Quarta-feira, 08 de Julho, 2009

werwer.gif (9197 bytes)

 

Foto tirada em 2006 na reserva Masai Mara, no Quénia.

 

Perguntava-me um amigo, se eu não tinha poemas que não se referissem a mim. Então,

dei uma volta no passado deste Blog, pois sabia que havia poemas sobre vários temas,

e dei com alguns que eu gosto muito e que são dum tempo em que não tinha comentários,

como por exemplo o mês de Novembro de 2008 ou Fev. de 2009. Desculpem a ousadia e se calhar a minha falta de humildade, mas, eu acho que deixei coisas lindas lá atrás, que fazer agora, só se as repetir, mas tenho pena, pois dar-me ía muita alegria a partilha das mesmas.

Ultimamente,  sem saber porquê de facto falam mais sobre o meu «EU», talvez o querer encontrar-me, ou o querer aceitar-me, nesta  minha exaltação, neste exaurir do tempo, conflito que travo com  ele... como hei-de saber?!

 

 

 

Hoje resolvi mudar de fotografia, em vez de flores,  tenho algumas paisagens, pôr e nascer do sol, e outras, que eu acho maravilhosas e vou partilhá-las com os amigos que por aqui passarem. Eu adoro fotografar é para mim tão bom como ler e escrever, algumas fotos são de momentos únicos e permanecerão para sempre na minha memória.

 

Verdes eram

 

 

Meus olhos eram verdes, de verde se vestiam

Estão da vida ausentes, a  sofrer meus ais.

Eram dois vulcões, era de fogo que se enchiam

São agora negros, pardacentos, iguais aos demais.

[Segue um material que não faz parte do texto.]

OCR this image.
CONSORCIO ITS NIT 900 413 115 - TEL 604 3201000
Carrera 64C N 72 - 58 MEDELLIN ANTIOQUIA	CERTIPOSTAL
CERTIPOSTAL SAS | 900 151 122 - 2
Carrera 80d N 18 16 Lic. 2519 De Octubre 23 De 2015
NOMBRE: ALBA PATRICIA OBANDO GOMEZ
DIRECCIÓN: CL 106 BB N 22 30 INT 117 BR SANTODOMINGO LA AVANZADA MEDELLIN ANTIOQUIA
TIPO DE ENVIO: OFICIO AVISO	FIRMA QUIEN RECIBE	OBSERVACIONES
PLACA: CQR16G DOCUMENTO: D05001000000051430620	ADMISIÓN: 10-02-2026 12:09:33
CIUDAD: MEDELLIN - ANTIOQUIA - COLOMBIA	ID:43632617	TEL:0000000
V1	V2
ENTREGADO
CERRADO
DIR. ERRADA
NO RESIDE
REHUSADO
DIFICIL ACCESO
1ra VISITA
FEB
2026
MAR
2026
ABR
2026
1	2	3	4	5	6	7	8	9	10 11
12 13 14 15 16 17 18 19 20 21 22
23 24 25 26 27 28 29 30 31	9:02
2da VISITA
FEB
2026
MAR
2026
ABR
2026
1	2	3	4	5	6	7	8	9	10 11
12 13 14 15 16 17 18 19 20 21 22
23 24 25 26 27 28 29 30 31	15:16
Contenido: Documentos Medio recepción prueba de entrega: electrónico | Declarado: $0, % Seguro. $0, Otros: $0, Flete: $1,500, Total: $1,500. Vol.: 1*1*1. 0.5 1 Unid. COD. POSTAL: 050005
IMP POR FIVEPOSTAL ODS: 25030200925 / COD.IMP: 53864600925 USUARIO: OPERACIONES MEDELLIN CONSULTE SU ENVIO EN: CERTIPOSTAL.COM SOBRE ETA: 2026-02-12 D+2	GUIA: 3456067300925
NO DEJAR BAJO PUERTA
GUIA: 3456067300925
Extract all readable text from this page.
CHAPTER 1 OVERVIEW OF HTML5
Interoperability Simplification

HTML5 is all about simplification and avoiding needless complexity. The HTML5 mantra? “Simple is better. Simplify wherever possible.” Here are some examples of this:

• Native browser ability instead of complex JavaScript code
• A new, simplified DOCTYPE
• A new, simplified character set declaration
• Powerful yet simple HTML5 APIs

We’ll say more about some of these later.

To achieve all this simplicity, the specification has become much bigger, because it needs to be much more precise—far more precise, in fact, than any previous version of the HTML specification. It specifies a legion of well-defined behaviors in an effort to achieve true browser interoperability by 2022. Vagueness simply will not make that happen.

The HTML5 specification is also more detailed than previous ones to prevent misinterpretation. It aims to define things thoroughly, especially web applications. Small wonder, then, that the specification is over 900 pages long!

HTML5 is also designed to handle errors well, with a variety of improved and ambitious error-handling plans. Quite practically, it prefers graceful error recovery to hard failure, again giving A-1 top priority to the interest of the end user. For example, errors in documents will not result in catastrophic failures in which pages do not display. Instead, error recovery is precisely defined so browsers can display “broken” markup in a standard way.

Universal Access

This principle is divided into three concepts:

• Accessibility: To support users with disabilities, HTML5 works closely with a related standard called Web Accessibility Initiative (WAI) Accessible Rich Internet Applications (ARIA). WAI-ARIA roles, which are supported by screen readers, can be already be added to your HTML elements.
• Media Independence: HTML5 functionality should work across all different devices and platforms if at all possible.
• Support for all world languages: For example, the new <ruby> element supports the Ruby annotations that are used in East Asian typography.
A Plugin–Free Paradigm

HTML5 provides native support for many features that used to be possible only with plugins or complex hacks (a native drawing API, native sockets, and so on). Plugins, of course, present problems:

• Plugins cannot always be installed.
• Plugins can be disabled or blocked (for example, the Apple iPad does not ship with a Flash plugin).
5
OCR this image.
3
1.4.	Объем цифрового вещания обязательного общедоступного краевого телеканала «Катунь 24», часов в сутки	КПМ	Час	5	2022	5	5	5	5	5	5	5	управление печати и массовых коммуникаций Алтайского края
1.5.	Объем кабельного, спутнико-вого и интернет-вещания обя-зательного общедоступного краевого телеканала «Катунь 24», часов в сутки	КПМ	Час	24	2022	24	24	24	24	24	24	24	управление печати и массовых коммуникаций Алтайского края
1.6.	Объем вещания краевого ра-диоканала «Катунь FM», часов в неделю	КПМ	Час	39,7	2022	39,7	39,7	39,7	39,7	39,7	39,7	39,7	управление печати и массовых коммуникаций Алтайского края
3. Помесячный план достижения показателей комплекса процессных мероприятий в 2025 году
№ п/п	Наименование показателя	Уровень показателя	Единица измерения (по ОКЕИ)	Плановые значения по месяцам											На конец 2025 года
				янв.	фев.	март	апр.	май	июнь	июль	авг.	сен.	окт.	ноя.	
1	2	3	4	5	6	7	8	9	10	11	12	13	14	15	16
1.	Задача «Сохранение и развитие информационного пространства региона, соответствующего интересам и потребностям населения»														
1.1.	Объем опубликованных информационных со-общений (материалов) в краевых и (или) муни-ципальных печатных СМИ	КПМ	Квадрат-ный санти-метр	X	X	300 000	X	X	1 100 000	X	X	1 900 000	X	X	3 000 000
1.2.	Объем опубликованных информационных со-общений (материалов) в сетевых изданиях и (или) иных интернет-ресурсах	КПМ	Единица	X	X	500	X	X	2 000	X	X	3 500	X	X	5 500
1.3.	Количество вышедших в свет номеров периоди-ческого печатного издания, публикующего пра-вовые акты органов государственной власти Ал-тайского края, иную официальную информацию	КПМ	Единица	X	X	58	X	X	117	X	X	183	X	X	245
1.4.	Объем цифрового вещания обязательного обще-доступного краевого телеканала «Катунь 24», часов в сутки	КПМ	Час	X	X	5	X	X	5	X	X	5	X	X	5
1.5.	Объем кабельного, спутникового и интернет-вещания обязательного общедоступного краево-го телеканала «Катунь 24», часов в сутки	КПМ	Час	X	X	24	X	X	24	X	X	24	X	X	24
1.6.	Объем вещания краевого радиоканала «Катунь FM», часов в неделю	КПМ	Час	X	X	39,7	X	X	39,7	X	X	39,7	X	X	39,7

Hoje, são  olhos fixos, duas tristes raízes,

Da  árvore que quer morrer de pé!

Viajaram no tempo, sonharam, felizes.

Negros de queixume perderam a fé.

 

Olhos  que foram ,esmeraldas verdadeiras

Brilhantes, como estrelas no firmamento.

São cinza das brasas de duas fogueiras

Que se vão apagando a cada momento.

 

E, não há sinais da cor, nesta hora que envelhece

À mercê  da vida rumam já  sem norte

O  verde, que de luto os vestiu, já nele anoitece!

Ao  olhar as estrelas se abandonam à sorte.

Tantas vezes rios de lágrimas a inundar

Outras de tristeza a afundar!

Agora, neles o meu esquecimento se deita.

Vazios de sonhos, na menina a saudade,

Na quietação o verde ainda espreita,

Num desejo verde de esperança e liberdade.

 

Hoje, solto-os à luz, neles não se extinga a Vida

Pinto de verde, com insistência o passado,

Para que algures, encontrem a cor perdida.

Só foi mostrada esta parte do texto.